Vicky Cristina Barcelona, de Woody Allen * * * *
En Espagne, on peut marcher sous le soleil entre des monuments néo-baroques, écouter de la guitare sous les étoiles, succomber à la séduction vénéneuse des enfants de la Méditerrannée, mais peut-on rencontrer l’amour ? Voici le point de vue amer et rieur d’un Woody Allen pompette comme un touriste américain qui sort d’un bar à tapas.
Deux étudiantes américaines, la brune et pâle Vicky qui poursuit un très sérieux master de civilisation catalane, et la blonde et épanouie Cristina qui esquisse une carrière artistique velléitaire, profitent d’une occasion généreuse pour passer deux mois à Barcelone.
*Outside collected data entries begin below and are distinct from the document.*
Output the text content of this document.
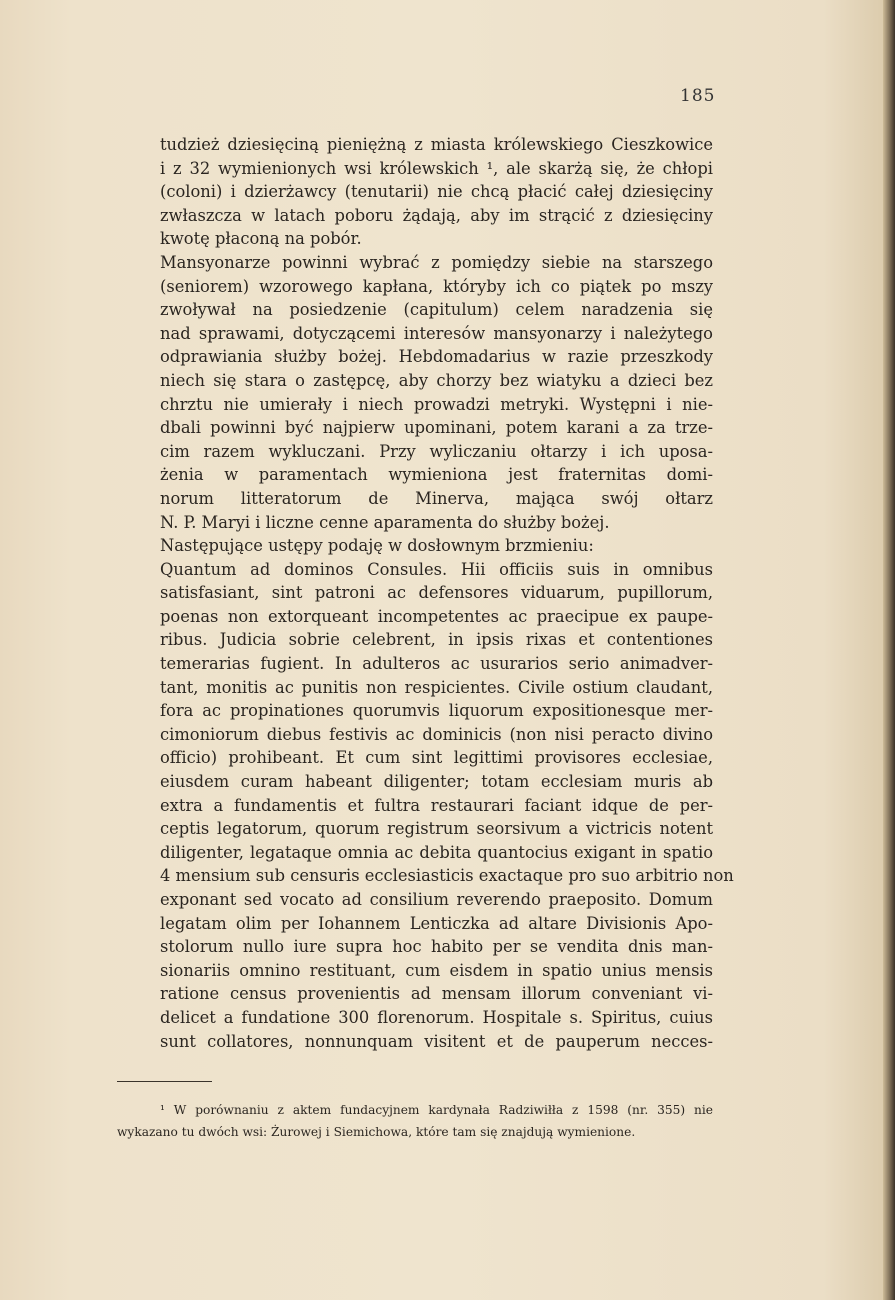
185
tudzież dziesięciną pieniężną z miasta królewskiego Cieszkowice
i z 32 wymienionych wsi królewskich ¹, ale skarżą się, że chłopi
(coloni) i dzierżawcy (tenutarii) nie chcą płacić całej dziesięciny
zwłaszcza w latach poboru żądają, aby im strącić z dziesięciny
kwotę płaconą na pobór.
Mansyonarze powinni wybrać z pomiędzy siebie na starszego
(seniorem) wzorowego kapłana, któryby ich co piątek po mszy
zwoływał na posiedzenie (capitulum) celem naradzenia się
nad sprawami, dotyczącemi interesów mansyonarzy i należytego
odprawiania służby bożej. Hebdomadarius w razie przeszkody
niech się stara o zastępcę, aby chorzy bez wiatyku a dzieci bez
chrztu nie umierały i niech prowadzi metryki. Występni i nie-
dbali powinni być najpierw upominani, potem karani a za trze-
cim razem wykluczani. Przy wyliczaniu ołtarzy i ich uposa-
żenia w paramentach wymieniona jest fraternitas domi-
norum litteratorum de Minerva, mająca swój ołtarz
N. P. Maryi i liczne cenne aparamenta do służby bożej.
Następujące ustępy podaję w dosłownym brzmieniu:
Quantum ad dominos Consules. Hii officiis suis in omnibus
satisfasiant, sint patroni ac defensores viduarum, pupillorum,
poenas non extorqueant incompetentes ac praecipue ex paupe-
ribus. Judicia sobrie celebrent, in ipsis rixas et contentiones
temerarias fugient. In adulteros ac usurarios serio animadver-
tant, monitis ac punitis non respicientes. Civile ostium claudant,
fora ac propinationes quorumvis liquorum expositionesque mer-
cimoniorum diebus festivis ac dominicis (non nisi peracto divino
officio) prohibeant. Et cum sint legittimi provisores ecclesiae,
eiusdem curam habeant diligenter; totam ecclesiam muris ab
extra a fundamentis et fultra restaurari faciant idque de per-
ceptis legatorum, quorum registrum seorsivum a victricis notent
diligenter, legataque omnia ac debita quantocius exigant in spatio
4 mensium sub censuris ecclesiasticis exactaque pro suo arbitrio non
exponant sed vocato ad consilium reverendo praeposito. Domum
legatam olim per Iohannem Lenticzka ad altare Divisionis Apo-
stolorum nullo iure supra hoc habito per se vendita dnis man-
sionariis omnino restituant, cum eisdem in spatio unius mensis
ratione census provenientis ad mensam illorum conveniant vi-
delicet a fundatione 300 florenorum. Hospitale s. Spiritus, cuius
sunt collatores, nonnunquam visitent et de pauperum necces-
¹ W porównaniu z aktem fundacyjnem kardynała Radziwiłła z 1598 (nr. 355) nie
wykazano tu dwóch wsi: Żurowej i Siemichowa, które tam się znajdują wymienione.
La caméra de Woody Allen les cueille à l’aéroport et d’un délicieux travelling circulaire et dansant les accompagne jusqu’au taxi. C’est parti ! Bientôt, à un vernissage, les deux amies font la connaissance d’un peintre, Juan Antonio, qui leur propose la botte à titre collectif sous forme d’un week-end à Oviedo…
L’opposition des tempéraments entre Vicky et Cristina, et la conclusion inattendue du séjour libertin dans les Asturies, ne laissent aucun doute : Woody Allen réussit ici ce qu’il avait raté dans le schématique et timide Melinda et Melinda. Naviguer entre comédie et drame, euphorie et mélancolie, tel est le programme du souple et audacieux Vicky Cristina Barcelona.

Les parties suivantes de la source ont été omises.